Parliament passed Bill C-78, an Act to Amend the Divorce Act, which received Royal Assent on June 21, 2019 and came into force March 1, 2021, amending the Divorce Act RSC 1985 c 3 (hereinafter referred to as the "Act"). The amendments to the Divorce Act are substantial, the first significant updates to the Act since 1985. This article will review many of the significant changes.

No more Custody and Access

The terms 'custody' and 'access' have been replaced with 'decision-making responsibility' and 'parenting time', respectively.

  • Decision-making responsibility is the responsibility for making decisions about a child's wellbeing; this includes but is not limited to health, education, culture, language, spirituality and significant extra-curricular activities.
  • Parenting time means the time that a child spends in the care of a parent (or other appointed person). This definition is not limited to the time a child is physically with a parent, but when the parent is primarily responsible for the child (for example this would include the time a child is in school).

Best Interest Test

In making decisions regarding parenting, the primary consideration of the court is the best interest of the child. To make this decision, the court is to consider a number of criteria, particularly the specific criteria outlined in s. 16 of the Act. Here is a summary of the criteria:

  • child's needs given their age and development;
  • nature and strength of the child's relationship with each parent (and other significant people in their life);
  • each parent's willingness to support/maintain the development of the child's relationship with the other;
  • the history of the care to the child;
  • the child's views and preferences considering the child's age and maturity;
  • the child's cultural, linguistic, religious and spiritual upbringing;
  • plans for child care;
  • the ability and willingness of each parent to care for the child;
  • the ability and willingness of each parent to communicate and cooperate with one another;
  • family violence and its impact; and
  • any civil or criminal proceeding that is relevant to the safety, security and well-being of the child.

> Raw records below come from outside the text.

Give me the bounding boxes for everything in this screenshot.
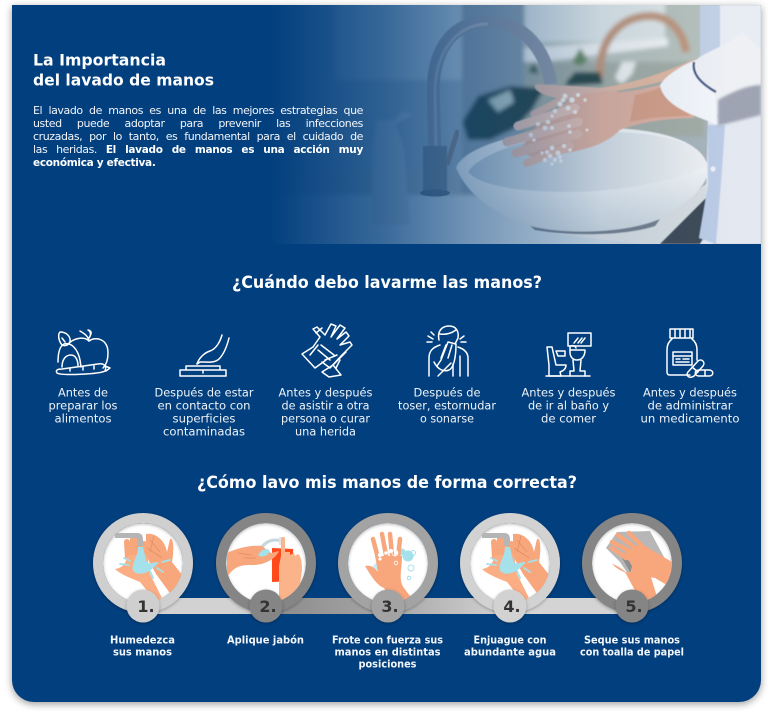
title: La Importancia — [33, 50, 166, 70]
label: bano — [522, 386, 616, 426]
icon: surface touch — [180, 335, 229, 376]
label: bano: Antes y después — [522, 386, 616, 400]
label: step 3: manos en distintas — [334, 646, 440, 658]
step 2 — [221, 518, 311, 622]
title — [33, 50, 214, 90]
label: herida: persona o curar — [281, 412, 370, 426]
connector bar — [143, 598, 632, 614]
illustration: rubbing hands — [365, 534, 416, 606]
label: step 5: Seque sus manos — [584, 634, 680, 646]
label: step 4 — [464, 634, 556, 658]
heading: como: ¿Cómo lavo mis manos de forma correcta? — [197, 473, 577, 492]
label: superficies: Después de estar — [154, 386, 254, 400]
label: superficies — [154, 386, 254, 438]
label: step 4: Enjuague con — [474, 634, 546, 646]
label: alimentos: alimentos — [54, 412, 112, 426]
label: toser: toser, estornudar — [398, 398, 496, 412]
label: medicamento: de administrar — [648, 398, 733, 412]
label: step 3 — [332, 634, 443, 670]
label: step 1 — [110, 634, 175, 658]
intro paragraph: las heridas. El lavado de manos es una acción muy — [33, 143, 363, 156]
label: medicamento: Antes y después — [643, 386, 737, 400]
step 3: 3. — [381, 597, 399, 616]
illustration: drying with towel — [606, 531, 672, 600]
icon: food — [56, 330, 110, 374]
step 4 — [465, 518, 555, 622]
icon: medicine bottle — [667, 329, 713, 377]
icon: bathroom — [546, 333, 591, 376]
label: step 5: con toalla de papel — [580, 646, 684, 658]
intro paragraph: cruzadas, por lo tanto, es fundamental para el cuidado de — [33, 130, 363, 143]
step 4: 4. — [503, 597, 521, 616]
icon: sneezing person — [427, 326, 468, 376]
label: herida — [278, 386, 372, 438]
label: alimentos: preparar los — [48, 398, 118, 412]
photo: washing hands at sink — [286, 5, 761, 244]
label: bano: de comer — [541, 412, 596, 426]
step 1: 1. — [137, 597, 155, 616]
label: step 5 — [580, 634, 684, 658]
shirt — [716, 5, 761, 115]
soap foam — [529, 93, 588, 166]
label: superficies: contaminadas — [163, 424, 245, 438]
label: step 1: Humedezca — [110, 634, 175, 646]
intro paragraph — [33, 104, 364, 169]
illustration: hands under water — [115, 533, 186, 602]
label: herida: una herida — [295, 424, 356, 438]
label: superficies: en contacto con — [158, 398, 250, 412]
intro paragraph: usted puede adoptar para prevenir las infecciones — [33, 117, 363, 130]
far arm — [600, 59, 700, 92]
label: alimentos — [48, 386, 118, 426]
label: toser: Después de — [414, 386, 480, 400]
label: superficies: superficies — [172, 412, 236, 426]
heading: cuando: ¿Cuándo debo lavarme las manos? — [232, 273, 542, 292]
illustration: rinsing hands — [482, 533, 553, 602]
label: step 1: sus manos — [113, 646, 172, 658]
label: bano: de ir al baño y — [528, 398, 609, 412]
label: toser — [398, 386, 496, 426]
label: step 3: posiciones — [358, 658, 416, 670]
step 1 — [98, 518, 188, 622]
intro paragraph: El lavado de manos es una de las mejores estrategias que — [33, 104, 363, 117]
intro paragraph: económica y efectiva. — [33, 157, 156, 169]
label: alimentos: Antes de — [58, 386, 108, 400]
illustration: applying soap — [227, 537, 302, 600]
step 5: 5. — [625, 597, 643, 616]
label: herida: de asistir a otra — [282, 398, 370, 412]
label: medicamento: un medicamento — [640, 412, 740, 426]
title: del lavado de manos — [33, 70, 214, 90]
step 3 — [343, 518, 433, 622]
label: step 3: Frote con fuerza sus — [332, 634, 443, 646]
label: step 4: abundante agua — [464, 646, 556, 658]
label: herida: Antes y después — [278, 386, 372, 400]
step 2: 2. — [259, 597, 277, 616]
label: toser: o sonarse — [420, 412, 474, 426]
icon: bandaged hand — [302, 324, 352, 377]
near hand and arm — [520, 84, 695, 157]
label: step 2: Aplique jabón — [227, 634, 304, 646]
label: medicamento — [640, 386, 740, 426]
step 5 — [587, 518, 677, 622]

The list is not exhaustive, the court can consider other things it deems to be important. It is up to the court to determine how they weigh the evidence based on the facts of each case.

Extended Family

It should be noted that extended family members can apply and may also be considered to have contact with a child pursuant to s 16.5 of the Act. A contact order for grandparents is a new addition per the amendment.


Under the Act, parents considering relocating are required to provide the other parent with sixty (60) days' notice, before a proposed move, which also includes a proposal to modify the parenting arrangement. This notice is required both when the parent proposes to move with and without the child. If one parent opposes, they must file their objection within 30 days. The Act provides the court with additional best interest criteria to consider regarding the relocation.

Family Violence

The Act now has an evidence based definition of family violence – the prior version of the Act was silent on family violence issues. Family violence is any behavior that is violent, threatening, a pattern of coercive and controlling, or behavior that causes a family member to fear for their or another person's safety.

Provincial Legislation

To coincide with the Divorce Act changes, provincial government have updated their family law legislation. The Province of Prince Edward Island introduced the Children's Law Act; the Children's Law Act replaces the Custody Jurisdiction and Enforcement Act and the Child Status Act, as well as the child specific aspects of the Family Law Act.

Under the Children's Law Act, the parties to a family proceeding will be required to provide a statement to the court advising that they are aware of following duties:

  • exercise their time, responsibility and contact with a child in a manner consistent with the best interest of the child;
  • protect the child from conflict arising from the proceeding;
  • as much as appropriate, try and resolve matters through dispute resolution processes;
  • provide complete, accurate and updated information and comply with any orders in effect.

The content of this article is intended to provide a general guide to the subject matter. Specialist advice should be sought about your specific circumstances.